Don’t know what colon cancer screening tests are right for you? If so, don’t feel bad. It can be hard to know the benefits of each test, and even harder to decide which test you should choose when it comes time to schedule your first colonoscopy or other screening procedure. Here’s an overview of the main screening options out there, along with some helpful advice to help you choose what’s best for you.
5 important facts
Colon cancer is the third most common cancer in the United States and the second leading cause of death from cancer.
However, it is also one of the most preventable forms of cancer.
Screening tests can find precancerous polyps so they can be removed before they turn into cancer.
There are several different types of screening tests for colon cancer, and the best option for you may depend on your age, health history, and personal preferences.
If you’re 50 or older, you should start getting screened for colon cancer. If you’re at high risk for the disease, you may need to start earlier.
There are a few different ways to get screened for colon cancer, and each has its own pros and cons.
Frequently asked questions
- What is colon cancer and how common is it?
- What are the symptoms of colon cancer?
- How is colon cancer diagnosed?
- What are the different types of colon cancer screenings?

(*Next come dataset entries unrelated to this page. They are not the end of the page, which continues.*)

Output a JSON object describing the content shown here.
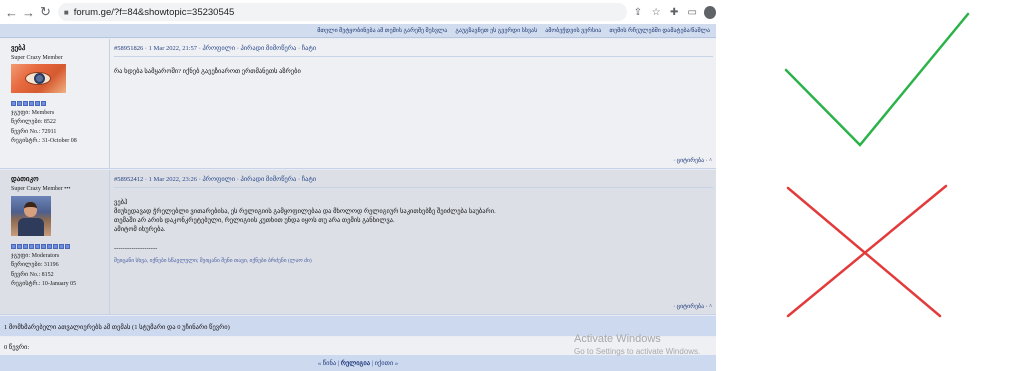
{
  "browser": {
    "url": "forum.ge/?f=84&showtopic=35230545"
  },
  "topbar": {
    "links": [
      "მთელი შეტყობინება ამ თემის გარეშე შესვლა",
      "გაუგზავნეთ ეს გვერდი სხვას",
      "ამობეჭდვის ვერსია",
      "თემის რჩეულებში დამატება/წაშლა"
    ]
  },
  "posts": [
    {
      "username": "ვებჰ",
      "title": "Super Crazy Member",
      "group": "ჯგუფი: Members",
      "posts_count": "წერილები: 8522",
      "member_no": "წევრი No.: 72911",
      "joined": "რეგისტრ.: 31-October 08",
      "header_link": "#58951826",
      "header_date": "· 1 Mar 2022, 21:57",
      "header_actions": "· პროფილი · პირადი მიმოწერა · ჩატი",
      "body": "რა ხდება სამყაროში? იქნებ გაეეზიაროთ ერთმანეთს აზრები",
      "footer": "· ციტირება · ^"
    },
    {
      "username": "დათიკო",
      "title": "Super Crazy Member •••",
      "group": "ჯგუფი: Moderators",
      "posts_count": "წერილები: 31196",
      "member_no": "წევრი No.: 8152",
      "joined": "რეგისტრ.: 10-January 05",
      "header_link": "#58952412",
      "header_date": "· 1 Mar 2022, 23:26",
      "header_actions": "· პროფილი · პირადი მიმოწერა · ჩატი",
      "body_lines": [
        "ვებჰ",
        "მიუხედავად ჭრელებლი ვითარებისა, ეს რელიგიის გამყოფილებაა და მხოლოდ რელიგიურ საკითხებზე შეიძლება საუბარი.",
        "თემაში არ არის დაკონკრეტებული, რელიგიის კუთხით უნდა იყოს თუ არა თემის განხილვა.",
        "ამიტომ იხურება."
      ],
      "divider": "--------------------",
      "signature": "შეიცანი სხვა, იქნები სწავლული; შეიცანი შენი თავი, იქნები ბრძენი (ლაო ძი)",
      "footer": "· ციტირება · ^"
    }
  ],
  "summary": "1 მომხმარებელი ათვალიერებს ამ თემას (1 სტუმარი და 0 უჩინარი წევრი)",
  "viewers": "0 წევრი:",
  "nav": {
    "prev": "« წინა",
    "separator1": " | ",
    "current": "რელიგია",
    "separator2": " | ",
    "next": "იქითი »"
  },
  "windows_watermark": {
    "title": "Activate Windows",
    "subtitle": "Go to Settings to activate Windows."
  },
  "colors": {
    "check": "#2bb34a",
    "cross": "#e33b3b",
    "forum_blue": "#1f3a7a"
  }
}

- What are the risks and benefits of each type of screening?
- How often should I be screened for colon cancer?
- What can I do to reduce my risk of developing colon cancer?
Talk to your doctor
If you’re confused about which colon cancer screening option is best for you, talk to your doctor. They can help you weigh the pros and cons of each option and make a decision based on your individual risk factors.
If you can’t schedule a colonoscopy or a stool test, consider getting an FIT kit. These are one-time tests that examine your stool for hidden blood that can help detect polyps and colorectal cancer early on, according to Mayo Clinic. The test is easy—you collect a stool sample and mail it to a lab—and it’s painless, but it may be hard to keep track of when you should order your next test since there’s no formal recommendation for how often you should use them. If at-home tests aren’t an option for you either, talk to your doctor about other available options that could be right for you.
Talk to friends who’ve been through it
It can be really tough to make the decision to get screened for colon cancer. You might feel like you don’t need it, or like it’s too expensive. But it’s important to remember that screening could save your life. I talked to a few friends who have been through the process, and here’s what they had to say
Go on social media
If you’re like most people, you probably have a lot of questions about colon cancer screening. When should you start getting screened? What’s the best option for you? And how often should you be screened?
People have a lot of questions and it can be confusing. Luckily, you don’t have to do it alone! Social media can be an invaluable resource for learning more about all kinds of health issues, including why you should get screened for colon cancer, what your options are and what happens during screenings. Start by checking out social media accounts for organizations like your National Health Service or National Cancer Institute and national medical associations like your American College of Gastroenterology or American Society of Colon and Rectal Surgeons.
Work with your insurance company
If you’re like most people, you probably have a lot of questions when it comes to colon cancer screening. What are the different options? What’s the best option for me? And when should I start getting screened? Unfortunately, there isn’t one single answer that fits everyone. That’s why working with your insurance company is so important. They can help answer these and other questions and guide you in making the right decision for your life and your family’s medical history.